LA CITÉ SUR LA COLLINE

1
    Carcassona

    J ULHET 1209
    À peine éveillée, Alaïs se redressa d'un bond, les yeux écarquillés. Comme un oiseau pris au piège, la peur palpitait dans sa poitrine. Elle y porta machinalement la main pour apaiser les battements désordonnés de son cœur.
    Elle demeura un instant inerte, dans un état de demi-éveil, comme si une part d'elle-même voulait encore s'attarder dans son rêve. Elle se sentait flotter, contemplant son corps de haut, à la manière dont les gargouilles grimaçantes de la cathédrale Sant-Nasari regardaient la foule.

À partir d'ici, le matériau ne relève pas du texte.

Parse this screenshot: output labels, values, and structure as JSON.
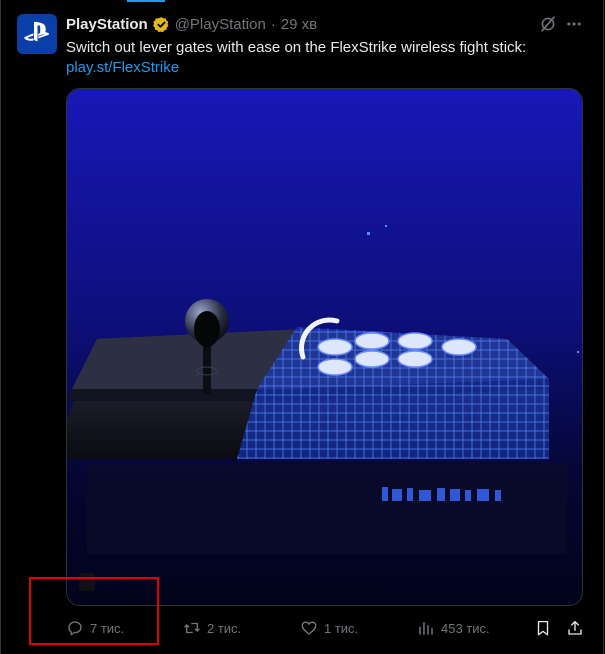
{
  "tweet": {
    "author": {
      "name": "PlayStation",
      "handle": "@PlayStation",
      "separator": "·",
      "time": "29 хв",
      "avatar_icon": "playstation-logo-icon",
      "verified_icon": "gold-verified-badge-icon"
    },
    "text": "Switch out lever gates with ease on the FlexStrike wireless fight stick:",
    "link": "play.st/FlexStrike",
    "media": {
      "type": "image",
      "subject": "arcade fight stick with joystick and round buttons, blue holographic grid"
    },
    "actions": {
      "replies": "7 тис.",
      "reposts": "2 тис.",
      "likes": "1 тис.",
      "views": "453 тис."
    },
    "header_icons": [
      "grok-icon",
      "more-options-icon"
    ],
    "action_icons": [
      "reply-icon",
      "repost-icon",
      "like-icon",
      "views-icon",
      "bookmark-icon",
      "share-icon"
    ]
  },
  "colors": {
    "background": "#000000",
    "text": "#e7e9ea",
    "muted": "#71767b",
    "link": "#1d9bf0",
    "verified": "#e2b719",
    "highlight_box": "#e00000"
  }
}
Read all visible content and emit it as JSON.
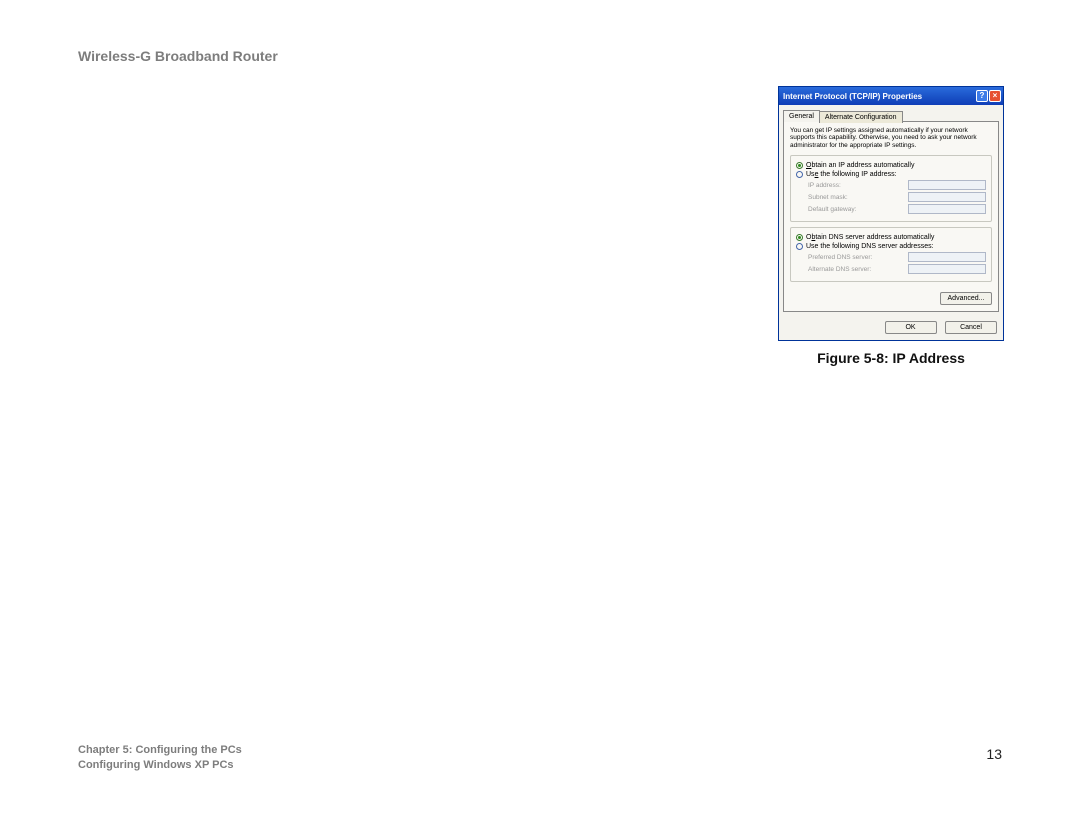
{
  "header": {
    "title": "Wireless-G Broadband Router"
  },
  "footer": {
    "chapter": "Chapter 5: Configuring the PCs",
    "section": "Configuring Windows XP PCs",
    "page_number": "13"
  },
  "figure": {
    "caption": "Figure 5-8: IP Address"
  },
  "dialog": {
    "title": "Internet Protocol (TCP/IP) Properties",
    "help_icon": "?",
    "close_icon": "×",
    "tabs": {
      "general": "General",
      "alt": "Alternate Configuration"
    },
    "description": "You can get IP settings assigned automatically if your network supports this capability. Otherwise, you need to ask your network administrator for the appropriate IP settings.",
    "radio_obtain_ip_prefix": "O",
    "radio_obtain_ip_rest": "btain an IP address automatically",
    "radio_use_ip_prefix": "Us",
    "radio_use_ip_underline": "e",
    "radio_use_ip_rest": " the following IP address:",
    "label_ip": "IP address:",
    "label_subnet": "Subnet mask:",
    "label_gateway": "Default gateway:",
    "radio_obtain_dns_prefix": "O",
    "radio_obtain_dns_underline": "b",
    "radio_obtain_dns_rest": "tain DNS server address automatically",
    "radio_use_dns": "Use the following DNS server addresses:",
    "label_pref_dns": "Preferred DNS server:",
    "label_alt_dns": "Alternate DNS server:",
    "btn_advanced": "Advanced...",
    "btn_ok": "OK",
    "btn_cancel": "Cancel"
  }
}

    Mais elle était dans son lit, au Château comtal, en toute sécurité. Peu à peu, ses yeux s'accoutumèrent à l'obscurité. Elle reconnut les lieux, et comprit qu'elle était hors d'atteinte des êtres aux yeux noirs qui hantaient son sommeil, et des mains adipeuses et crochues qui tentaient de la retenir. Ils ne peuvent plus rien contre moi. Le langage gravé dans la roche qui avait hanté son sommeil – des signes dénués de sens et non des mots – n'avait pas plus de substance qu'une volute de fumée dans le ciel automnal. Les flammes s'étaient éteintes, elles aussi, ne lui laissant en mémoire qu'un brûlant souvenir.

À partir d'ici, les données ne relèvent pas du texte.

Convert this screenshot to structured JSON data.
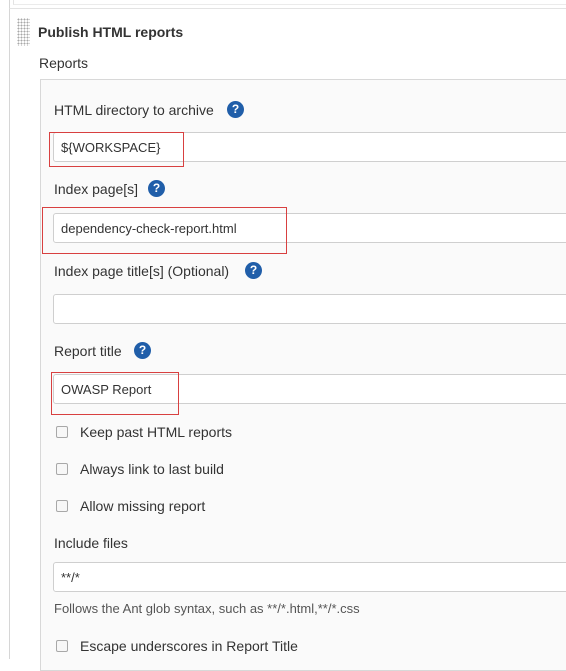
{
  "section": {
    "title": "Publish HTML reports",
    "reports_label": "Reports"
  },
  "fields": {
    "html_directory": {
      "label": "HTML directory to archive",
      "value": "${WORKSPACE}"
    },
    "index_pages": {
      "label": "Index page[s]",
      "value": "dependency-check-report.html"
    },
    "index_titles": {
      "label": "Index page title[s] (Optional)",
      "value": ""
    },
    "report_title": {
      "label": "Report title",
      "value": "OWASP Report"
    },
    "include_files": {
      "label": "Include files",
      "value": "**/*",
      "hint": "Follows the Ant glob syntax, such as **/*.html,**/*.css"
    }
  },
  "checkboxes": {
    "keep_past": {
      "label": "Keep past HTML reports",
      "checked": false
    },
    "always_link": {
      "label": "Always link to last build",
      "checked": false
    },
    "allow_missing": {
      "label": "Allow missing report",
      "checked": false
    },
    "escape_underscores": {
      "label": "Escape underscores in Report Title",
      "checked": false
    }
  },
  "help_icon_glyph": "?",
  "colors": {
    "help_icon": "#205ea9",
    "highlight_border": "#d84040"
  }
}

    Une prémonition ? Ou seulement un cauchemar ?
    Elle n'avait aucun moyen de le savoir. Elle le redoutait.
    Alaïs tendit la main vers le baldaquin qui encadrait le lit, comme si au contact d'un objet réel, elle serait devenue moins transparente, moins immatérielle. Le tissu usé, poussiéreux, imprégné des odeurs familières du château, acheva de la rasséréner.
    Le même rêve la poursuivait nuit après nuit. Chaque fois qu'enfant, elle s'était éveillée dans le noir, en larmes et apeurée, son père avait été à son chevet, veillant sur elle comme s'il s'était agi d'un fils. Alors que s'éteignait la chandelle et qu'une autre était allumée, il lui racontait à voix basse ses péripéties en Terre sainte. Il évoquait le désert plus grand que les mers, les arabesques des mosquées, l'appel à la prière adressé aux Sarrasins. Il lui décrivait la subtile odeur des épices, les couleurs éclatantes, le goût relevé des nourritures. Le formidable et sanglant éclat du soleil se couchant sur Jérusalem.

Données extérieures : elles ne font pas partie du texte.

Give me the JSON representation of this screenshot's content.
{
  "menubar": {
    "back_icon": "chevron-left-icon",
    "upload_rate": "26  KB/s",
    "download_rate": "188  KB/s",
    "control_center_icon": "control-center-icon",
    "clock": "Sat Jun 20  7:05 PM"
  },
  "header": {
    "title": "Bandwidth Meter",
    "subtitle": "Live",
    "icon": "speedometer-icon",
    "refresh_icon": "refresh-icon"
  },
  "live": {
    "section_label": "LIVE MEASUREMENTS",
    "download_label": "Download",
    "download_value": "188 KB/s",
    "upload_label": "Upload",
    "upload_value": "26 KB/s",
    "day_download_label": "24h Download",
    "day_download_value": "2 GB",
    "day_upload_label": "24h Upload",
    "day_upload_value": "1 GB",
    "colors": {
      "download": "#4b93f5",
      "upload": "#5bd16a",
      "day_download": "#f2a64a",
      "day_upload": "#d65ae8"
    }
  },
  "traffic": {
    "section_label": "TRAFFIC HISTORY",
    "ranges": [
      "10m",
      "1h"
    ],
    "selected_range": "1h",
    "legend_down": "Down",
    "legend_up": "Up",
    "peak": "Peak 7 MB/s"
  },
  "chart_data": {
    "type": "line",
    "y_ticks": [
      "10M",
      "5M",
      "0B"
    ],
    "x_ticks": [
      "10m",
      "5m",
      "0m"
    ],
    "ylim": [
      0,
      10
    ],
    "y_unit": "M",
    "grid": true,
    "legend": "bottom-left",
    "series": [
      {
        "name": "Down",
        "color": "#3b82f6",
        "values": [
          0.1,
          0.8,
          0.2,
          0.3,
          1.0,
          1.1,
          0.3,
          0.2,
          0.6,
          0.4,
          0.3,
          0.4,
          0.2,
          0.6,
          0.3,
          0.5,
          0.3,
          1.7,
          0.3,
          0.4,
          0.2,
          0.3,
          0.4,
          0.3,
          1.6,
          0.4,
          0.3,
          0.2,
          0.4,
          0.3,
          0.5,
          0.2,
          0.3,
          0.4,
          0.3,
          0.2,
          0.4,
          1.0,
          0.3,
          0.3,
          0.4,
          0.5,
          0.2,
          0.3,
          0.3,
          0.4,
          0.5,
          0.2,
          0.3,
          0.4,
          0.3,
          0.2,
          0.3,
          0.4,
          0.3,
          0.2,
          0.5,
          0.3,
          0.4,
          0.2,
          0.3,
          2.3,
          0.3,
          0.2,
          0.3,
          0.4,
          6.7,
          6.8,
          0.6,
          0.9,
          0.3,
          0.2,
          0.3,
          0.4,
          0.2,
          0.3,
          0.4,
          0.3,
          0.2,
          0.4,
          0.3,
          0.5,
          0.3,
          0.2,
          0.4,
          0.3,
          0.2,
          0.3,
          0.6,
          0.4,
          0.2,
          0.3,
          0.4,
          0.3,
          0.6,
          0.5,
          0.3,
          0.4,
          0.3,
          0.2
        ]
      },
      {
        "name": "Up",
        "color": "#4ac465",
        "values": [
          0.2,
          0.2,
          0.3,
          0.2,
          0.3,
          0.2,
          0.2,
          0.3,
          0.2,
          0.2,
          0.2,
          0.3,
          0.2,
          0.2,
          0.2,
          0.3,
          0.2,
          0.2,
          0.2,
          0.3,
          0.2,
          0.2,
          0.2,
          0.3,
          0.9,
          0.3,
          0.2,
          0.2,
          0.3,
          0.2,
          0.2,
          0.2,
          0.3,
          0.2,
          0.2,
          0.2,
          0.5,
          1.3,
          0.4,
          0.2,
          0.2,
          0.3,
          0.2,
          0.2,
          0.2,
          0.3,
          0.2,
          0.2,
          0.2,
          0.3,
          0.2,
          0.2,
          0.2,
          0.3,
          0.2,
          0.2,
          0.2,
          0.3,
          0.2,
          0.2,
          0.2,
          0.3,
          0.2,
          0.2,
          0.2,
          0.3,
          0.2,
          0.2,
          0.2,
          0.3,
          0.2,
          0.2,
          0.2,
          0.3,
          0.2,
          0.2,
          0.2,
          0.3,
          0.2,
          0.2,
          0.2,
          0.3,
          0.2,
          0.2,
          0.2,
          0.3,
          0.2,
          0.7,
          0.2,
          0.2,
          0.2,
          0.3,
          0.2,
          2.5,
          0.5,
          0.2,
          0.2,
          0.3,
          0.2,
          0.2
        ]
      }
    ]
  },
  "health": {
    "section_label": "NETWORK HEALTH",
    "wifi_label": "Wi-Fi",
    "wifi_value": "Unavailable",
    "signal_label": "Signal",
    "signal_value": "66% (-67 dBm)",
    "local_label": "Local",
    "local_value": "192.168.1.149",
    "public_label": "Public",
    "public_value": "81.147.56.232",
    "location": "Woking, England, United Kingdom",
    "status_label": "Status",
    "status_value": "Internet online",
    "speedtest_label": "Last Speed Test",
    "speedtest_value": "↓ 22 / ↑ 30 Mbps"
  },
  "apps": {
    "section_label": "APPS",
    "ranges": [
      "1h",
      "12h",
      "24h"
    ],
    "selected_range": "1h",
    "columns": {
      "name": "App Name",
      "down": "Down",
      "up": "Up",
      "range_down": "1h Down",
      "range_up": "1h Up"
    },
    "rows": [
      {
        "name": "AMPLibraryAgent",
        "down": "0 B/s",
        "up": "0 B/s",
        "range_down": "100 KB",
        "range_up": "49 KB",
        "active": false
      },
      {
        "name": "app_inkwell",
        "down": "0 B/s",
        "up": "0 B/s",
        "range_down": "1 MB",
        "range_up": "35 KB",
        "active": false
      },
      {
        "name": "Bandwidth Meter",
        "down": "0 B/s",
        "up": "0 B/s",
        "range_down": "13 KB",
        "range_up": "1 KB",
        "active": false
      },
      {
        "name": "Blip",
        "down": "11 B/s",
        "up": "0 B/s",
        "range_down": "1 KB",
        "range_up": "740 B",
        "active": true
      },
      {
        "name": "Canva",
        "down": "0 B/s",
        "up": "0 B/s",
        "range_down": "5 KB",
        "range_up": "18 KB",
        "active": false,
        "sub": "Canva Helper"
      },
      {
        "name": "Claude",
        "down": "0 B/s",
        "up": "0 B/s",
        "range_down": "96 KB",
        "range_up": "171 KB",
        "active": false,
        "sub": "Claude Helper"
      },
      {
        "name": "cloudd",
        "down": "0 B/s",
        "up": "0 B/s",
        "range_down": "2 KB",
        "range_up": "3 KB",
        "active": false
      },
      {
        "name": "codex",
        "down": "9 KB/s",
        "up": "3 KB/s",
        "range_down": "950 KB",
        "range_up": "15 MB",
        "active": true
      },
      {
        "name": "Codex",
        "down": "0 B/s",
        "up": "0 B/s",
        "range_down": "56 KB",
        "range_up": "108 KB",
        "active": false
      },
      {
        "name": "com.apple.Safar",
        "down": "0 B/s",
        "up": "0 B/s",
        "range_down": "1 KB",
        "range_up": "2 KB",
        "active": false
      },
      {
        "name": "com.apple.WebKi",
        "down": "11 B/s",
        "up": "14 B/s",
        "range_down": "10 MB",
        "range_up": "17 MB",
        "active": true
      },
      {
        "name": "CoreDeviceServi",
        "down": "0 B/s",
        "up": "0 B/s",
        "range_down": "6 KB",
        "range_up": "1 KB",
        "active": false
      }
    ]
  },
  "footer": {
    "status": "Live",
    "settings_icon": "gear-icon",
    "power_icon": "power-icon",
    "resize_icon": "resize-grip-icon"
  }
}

    De longues années durant, dans le vide des heures entre le crépuscule et l'aube, alors que sa sœur sommeillait auprès d'elle, son père n'avait cessé de parler, mettant ses démons en fuite. Il avait interdit aux prêtres noirs catholiques, porteurs de faux symboles et de superstitions, de s'approcher d'elle.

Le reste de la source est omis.